INDIA
bookmark

Call for release of jailed professor ill with COVID-19

Rights groups and civil society organisations have called for the release of a former Delhi University professor currently serving a prison term in India, who recently tested COVID-19 positive, which could be life-threatening given his existing conditions and lack of adequate medical care.

So far, the authorities have refused to release on humanitarian grounds Gakarakonda Naga Saibaba, a former professor of English at Ram Lal Anand College, Delhi University, who was convicted for having Maoist links by a court in 2017 and is currently serving time in Nagpur Central Prison in the western state of Maharashtra.

The Maoist insurgency is an ongoing conflict between rebel Maoist groups, also known as Naxalites, and the Indian government. But scholars and academics in India have hailed him as a champion of human rights on behalf of vulnerable populations, including tribal groups, who suffer poverty and rights violations due to the prolonged Maoist insurgency.

Several national and international organisations, including International Solidarity for Academic Freedom in India, Scholars at Risk, PEN America, Freedom Now, Free Saibaba Coalition-US and others, have issued a joint statement demanding Saibaba’s immediate release on medical parole.

Saibaba is said to be 90% physically handicapped and wheelchair bound. He tested positive for COVID-19 on 13 February 2021. Activists say it could prove detrimental to his life since he has co-morbidities but is not getting proper medical care.

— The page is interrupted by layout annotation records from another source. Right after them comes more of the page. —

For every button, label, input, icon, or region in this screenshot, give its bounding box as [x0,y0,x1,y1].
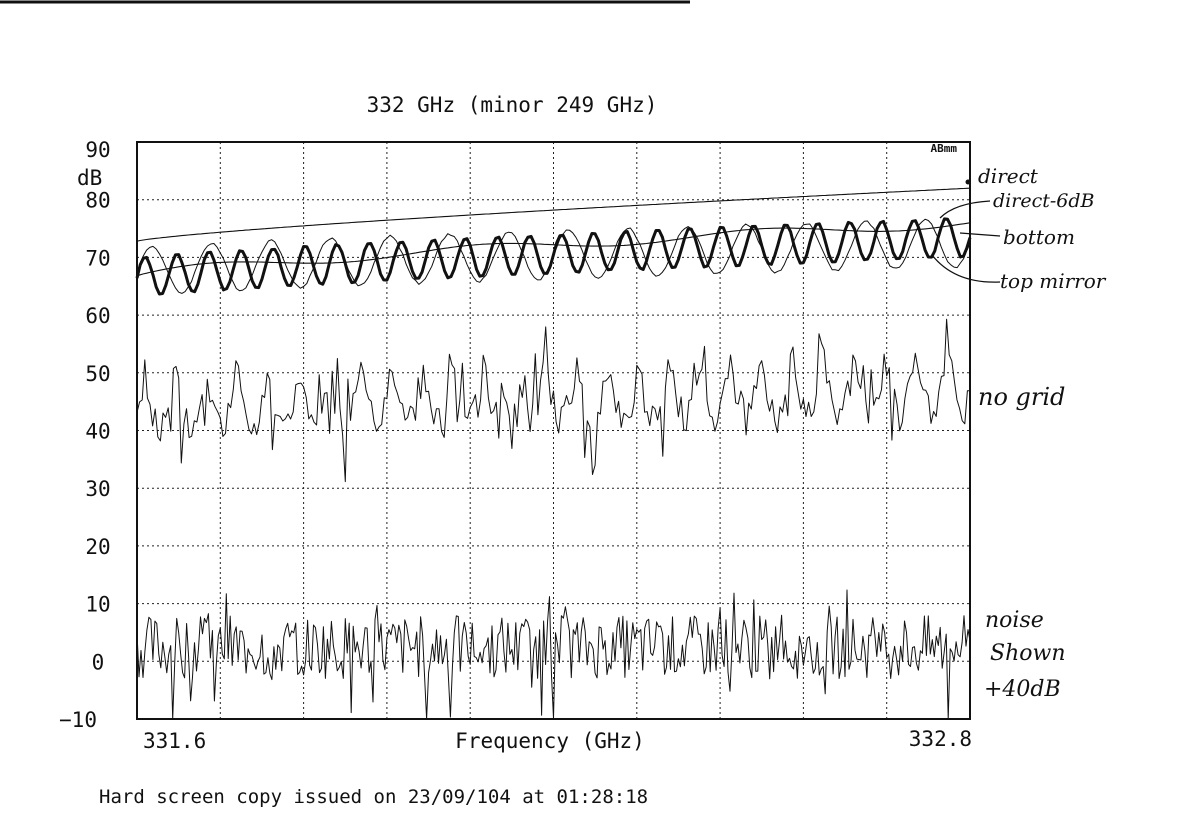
y-tick-label: −10 [59,708,97,732]
x-tick-label-end: 332.8 [909,727,972,751]
x-axis-label: Frequency (GHz) [455,729,645,753]
y-axis-ticks: 90 80 70 60 50 40 30 20 10 0 −10 [59,138,111,732]
y-tick-label: 70 [85,246,110,270]
annotation-dot-direct [965,179,971,185]
series-line-top-mirror [136,218,971,294]
y-tick-label: 10 [85,593,110,617]
annotation-leader-top-mirror [931,254,1001,283]
y-tick-label: 60 [85,304,110,328]
annotations: direct direct-6dB bottom top mirror no g… [931,164,1107,702]
y-tick-label: 50 [85,362,110,386]
series-line-direct [136,187,971,242]
annotation-leader-direct-6db [939,200,991,219]
series-group [135,187,972,720]
annotation-no-grid: no grid [978,383,1065,411]
y-tick-label: 0 [92,650,105,674]
annotation-bottom: bottom [1003,225,1075,249]
y-tick-label: 40 [85,420,110,444]
footer-timestamp: Hard screen copy issued on 23/09/104 at … [99,786,648,808]
x-tick-label-start: 331.6 [143,729,206,753]
y-tick-label: 30 [85,477,110,501]
series-line-direct-6db [136,222,971,277]
y-axis-unit: dB [77,166,102,190]
annotation-top-mirror: top mirror [1000,269,1107,293]
annotation-leader-bottom [959,232,1001,237]
annotation-direct: direct [978,164,1039,188]
annotation-shown: Shown [990,641,1066,666]
corner-label: ABmm [931,142,958,155]
y-tick-label: 90 [85,138,110,162]
plot-frame [136,141,971,720]
series-line-noise-shown-40db [136,589,971,720]
annotation-direct-6db: direct-6dB [993,190,1095,212]
y-tick-label: 80 [85,189,110,213]
y-tick-label: 20 [85,535,110,559]
annotation-plus-40db: +40dB [984,677,1061,702]
chart-title: 332 GHz (minor 249 GHz) [367,93,658,117]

According to the Committee for the Defence and Release of Dr GN Saibaba, the former professor suffers from several serious ailments including a grave heart condition, hypertension, kidney stones, brain cyst, pancreatic problems, and attenuation of the shoulder and arm muscles and nerves resulting in partial paralysis, most of which developed in jail.

The committee, with G Haragopal, a former law professor and human rights activist, as its convener, was constituted in the aftermath of Saibaba’s arrest in May 2014 and comprises teachers from Delhi University and other universities, writers, artists, and social and political activists.

Saibaba’s wife, Vasantha Sai, told University World News: “We expect that he should be provided the best of treatment in a specialised government hospital, as he suffers from various ailments.

“He has got almost 19 health problems. Both his legs are paralysed. His left hand was also swollen and had an infection. Even his right hand is not fully functional,” Vasantha said, adding that her husband has to depend on helpers for any kind of movement.

She also said he was denied parole last year, “although even gangsters and murderers are getting parole.”

Saibaba’s ailing mother wanted to see him for the last time but as the court denied him parole and bail, she died of cancer without seeing him in August last year, said Vasantha. Even after the death of his mother he was denied bail by the court on the grounds that he has another brother to complete the funeral rituals of his mother, she said.

Saibaba was arrested in 2014 under the Unlawful Activities Prevention Act, on grounds of being involved in alleged ‘anti-national’ activities and having alleged links to Maoists – charges Saibaba denies.

‘Links with rebels’

Prosecutors said he was running a ‘Maoist front’ and maintaining links with rebels in the central Indian state of Chhattisgarh and Maharashtra state in the West. In 2009, he was a prominent voice in the campaign against Operation Green Hunt, mainly military actions perpetrated by the Indian state against rebels. In 2015, he was released on temporary medical bail.

On 7 March 2017, while receiving medical treatment in intensive care, he was sentenced to life by a trial court judge. He was then moved to solitary confinement in a high security cell in Nagpur prison, where he continues to be incarcerated.

Vasantha and Saibaba’s brother, Dr G Ramadevudu, have also written a letter to Maharashtra Chief Minister Uddhav Thackeray requesting Saibaba be shifted to a good private hospital in Nagpur with the necessary medical facilities for COVID-19 treatment and suitable for a physically challenged patient.